Trying to look all nonchalant and groovy on the first tee of the Wednesday comp at Twin Creeks is not unusual for me. In fact, it’s a regular occurrence. Mid-week comps are always relaxed, always social, always an opportunity to wear something new and ridiculous. I was auditioning a sleeveless woollen vest that may have been a little tight and I was feeling self-conscious. Two of the playing partners were new to me. One was the club pro, Asif, who I can’t help thinking of as ‘As If’. As in, “As if you’d wear your nanna’s knitting vest to golf.” Or, “As if I’m not going to watch you swing today and not offer you a lesson by the time we finish.” Asif is nothing like As If – it’s just how I think he must think because he’s a golf pro.

Then, there was this random, willowy guy on the range slugging balls into oblivion who joined us, too. I said to the fourth guy (who was looking decidedly normal and amateur for a three handicap), “Who’s that bloke?”

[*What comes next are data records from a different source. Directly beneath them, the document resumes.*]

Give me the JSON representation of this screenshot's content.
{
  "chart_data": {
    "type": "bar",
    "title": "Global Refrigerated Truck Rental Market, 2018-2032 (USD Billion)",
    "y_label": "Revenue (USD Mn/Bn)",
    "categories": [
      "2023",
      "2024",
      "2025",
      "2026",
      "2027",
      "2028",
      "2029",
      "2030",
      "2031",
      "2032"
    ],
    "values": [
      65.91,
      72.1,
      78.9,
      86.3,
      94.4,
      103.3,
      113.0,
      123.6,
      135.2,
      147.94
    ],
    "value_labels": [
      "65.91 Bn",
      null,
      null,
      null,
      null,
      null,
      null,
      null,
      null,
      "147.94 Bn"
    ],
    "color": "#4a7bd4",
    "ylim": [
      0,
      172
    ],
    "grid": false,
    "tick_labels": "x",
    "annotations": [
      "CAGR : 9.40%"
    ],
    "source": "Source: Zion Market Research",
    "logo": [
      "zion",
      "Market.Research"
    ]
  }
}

“Grant Thomas. Pro golfer.”

Andrew Daddo

I thought Grant Thomas [pictured] looked long and consistent and good. Now, I don’t know how you go playing with pro golfers, but I have a tendency to spiritually crap my panties. I know, it’s stupid – there’s no logic to it. But I get all nervous and clammy-handed around them. Golf crush? Maybe. And I was wearing my ‘nanna’s knitting vest’.

So the big boys hit off first and were all tight and tidy between the bunkers while I looked for a paper bag to breathe into because I was overexcited. To be safe – and show I could handle the heat and not get involved in a long-drive slugfest – I hit a 4-iron … straight into the shizen. Then I narrowly avoided it with a provisional third from the tee.

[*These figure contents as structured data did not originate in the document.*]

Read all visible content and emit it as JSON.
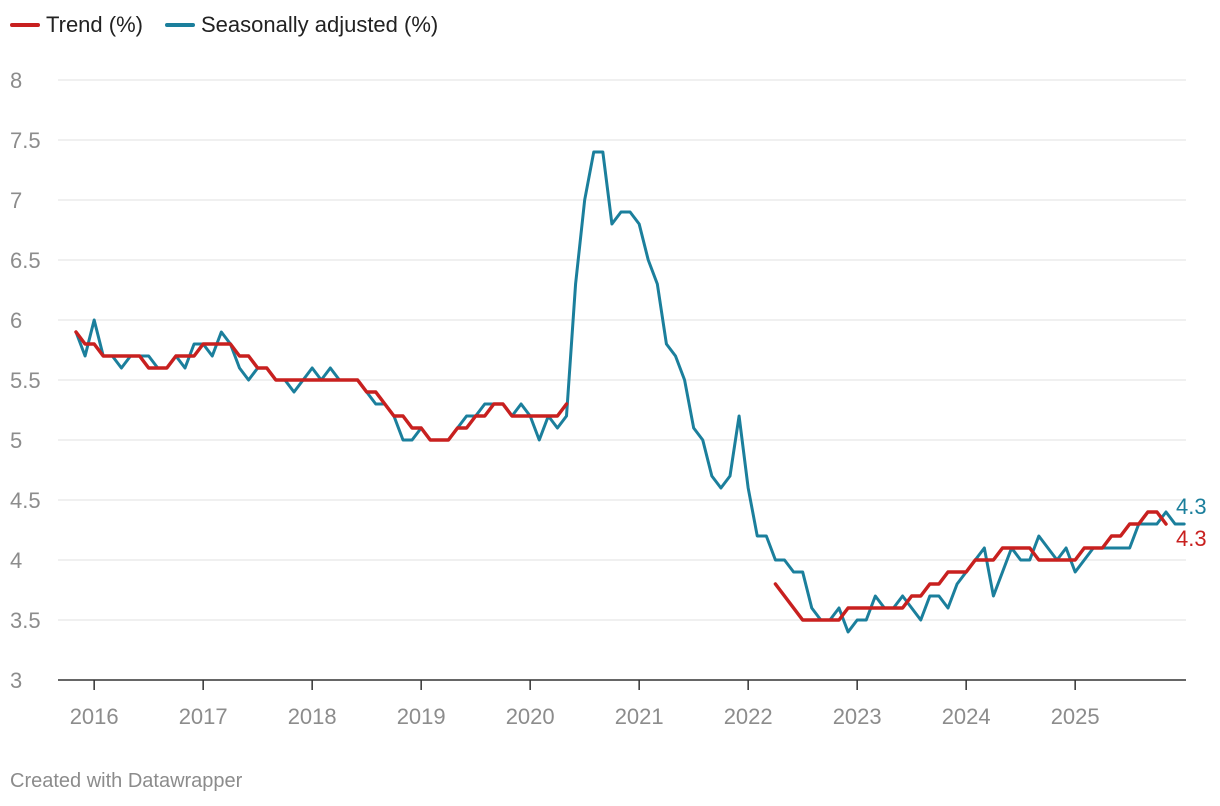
{
  "legend": {
    "trend_label": "Trend (%)",
    "sa_label": "Seasonally adjusted (%)"
  },
  "credit": "Created with Datawrapper",
  "colors": {
    "trend": "#c8201f",
    "sa": "#1b7f9c",
    "grid": "#e2e2e2",
    "tick_text": "#8c8c8c",
    "axis": "#333333"
  },
  "chart_data": {
    "type": "line",
    "title": "",
    "xlabel": "",
    "ylabel": "",
    "ylim": [
      3,
      8
    ],
    "yticks": [
      "3",
      "3.5",
      "4",
      "4.5",
      "5",
      "5.5",
      "6",
      "6.5",
      "7",
      "7.5",
      "8"
    ],
    "xticks": [
      "2016",
      "2017",
      "2018",
      "2019",
      "2020",
      "2021",
      "2022",
      "2023",
      "2024",
      "2025"
    ],
    "x_start": "2015-11",
    "x_end": "2025-11",
    "series": [
      {
        "name": "Trend (%)",
        "key": "trend",
        "start": "2015-11",
        "end_label": "4.3",
        "segments": [
          {
            "start": "2015-11",
            "values": [
              5.9,
              5.8,
              5.8,
              5.7,
              5.7,
              5.7,
              5.7,
              5.7,
              5.6,
              5.6,
              5.6,
              5.7,
              5.7,
              5.7,
              5.8,
              5.8,
              5.8,
              5.8,
              5.7,
              5.7,
              5.6,
              5.6,
              5.5,
              5.5,
              5.5,
              5.5,
              5.5,
              5.5,
              5.5,
              5.5,
              5.5,
              5.5,
              5.4,
              5.4,
              5.3,
              5.2,
              5.2,
              5.1,
              5.1,
              5.0,
              5.0,
              5.0,
              5.1,
              5.1,
              5.2,
              5.2,
              5.3,
              5.3,
              5.2,
              5.2,
              5.2,
              5.2,
              5.2,
              5.2,
              5.3
            ]
          },
          {
            "start": "2022-04",
            "values": [
              3.8,
              3.7,
              3.6,
              3.5,
              3.5,
              3.5,
              3.5,
              3.5,
              3.6,
              3.6,
              3.6,
              3.6,
              3.6,
              3.6,
              3.6,
              3.7,
              3.7,
              3.8,
              3.8,
              3.9,
              3.9,
              3.9,
              4.0,
              4.0,
              4.0,
              4.1,
              4.1,
              4.1,
              4.1,
              4.0,
              4.0,
              4.0,
              4.0,
              4.0,
              4.1,
              4.1,
              4.1,
              4.2,
              4.2,
              4.3,
              4.3,
              4.4,
              4.4,
              4.3
            ]
          }
        ]
      },
      {
        "name": "Seasonally adjusted (%)",
        "key": "sa",
        "start": "2015-11",
        "end_label": "4.3",
        "values": [
          5.9,
          5.7,
          6.0,
          5.7,
          5.7,
          5.6,
          5.7,
          5.7,
          5.7,
          5.6,
          5.6,
          5.7,
          5.6,
          5.8,
          5.8,
          5.7,
          5.9,
          5.8,
          5.6,
          5.5,
          5.6,
          5.6,
          5.5,
          5.5,
          5.4,
          5.5,
          5.6,
          5.5,
          5.6,
          5.5,
          5.5,
          5.5,
          5.4,
          5.3,
          5.3,
          5.2,
          5.0,
          5.0,
          5.1,
          5.0,
          5.0,
          5.0,
          5.1,
          5.2,
          5.2,
          5.3,
          5.3,
          5.3,
          5.2,
          5.3,
          5.2,
          5.0,
          5.2,
          5.1,
          5.2,
          6.3,
          7.0,
          7.4,
          7.4,
          6.8,
          6.9,
          6.9,
          6.8,
          6.5,
          6.3,
          5.8,
          5.7,
          5.5,
          5.1,
          5.0,
          4.7,
          4.6,
          4.7,
          5.2,
          4.6,
          4.2,
          4.2,
          4.0,
          4.0,
          3.9,
          3.9,
          3.6,
          3.5,
          3.5,
          3.6,
          3.4,
          3.5,
          3.5,
          3.7,
          3.6,
          3.6,
          3.7,
          3.6,
          3.5,
          3.7,
          3.7,
          3.6,
          3.8,
          3.9,
          4.0,
          4.1,
          3.7,
          3.9,
          4.1,
          4.0,
          4.0,
          4.2,
          4.1,
          4.0,
          4.1,
          3.9,
          4.0,
          4.1,
          4.1,
          4.1,
          4.1,
          4.1,
          4.3,
          4.3,
          4.3,
          4.4,
          4.3,
          4.3
        ]
      }
    ]
  }
}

By the time I found the green (in five, first ball lost, second against a tree), I could hardly breathe. I certainly couldn’t putt. You see, I knew what they were thinking, even though they weren’t saying it. It went something like this…

Oh great; exactly what we were hoping for … golf with a buffoon dressed up like Matt Preston minus the cravat … Ah yes, the I’ve-read-lots-of golf-magazines-pre-shot-routine with the finger in the air for wind … Oh for God’s sake, get on with it!

Because they were thinking that, I just got up and hit the ball. Badly. They would have had feelings about that, too. If I had a pack of beta-blockers in my bag I would’ve scoffed them because by the end of the first my heartbeat was knocking my eyes out of focus. It was ridiculous. The temperature couldn’t have been above nine degrees and I was sweating as if I was in a Norwegian sauna. What a waste of energy it was to assume what they were thinking. While I was emotionally turning myself inside out trying not to look and play like a goose, something much more exciting was going on, and I was missing it. Grant Thomas was playing well. Asif was playing well, too. But Thomas was quietly doing something special. On the occasions I was able to extract my head from its dark hole I noticed he was hitting lots of greens but not hitting many putts. After birdieing the 17th, a new tension seemed to descend upon us. Everyone was rooting for Grant. “Great drive, Grant.”

“Beauty, mate.”

“That opens the green up, Tiger.”

He put his second shot to eight slippery little left-to-right feet from the hole. “This for a 29,” said my mate, Brad, the fourth golfer in the group. He was two feet further out on the same line. It was clear he’d been playing well, but given Grant was so utterly normal, it would have been easy to miss the show that was unfolding. On the way round we’d talked about everything from footy and cricket to his tennis pro dad to Nick Kyrgios and his dummy spits. Good bloke; a sharer of golfing wisdom with some pretty funny tour stories. Brad slapped his putt into the back of the hole and the stage was set: the first 29 of Thomas’ career. Now I really wondered what he was thinking. Sadly, the ball slid by the hole – just. Thirty for the back nine. A round of 8-under par. I congratulated him. “Thanks; it was fun,” he said. “Where’d you get that vest? “My mum has one just like it.”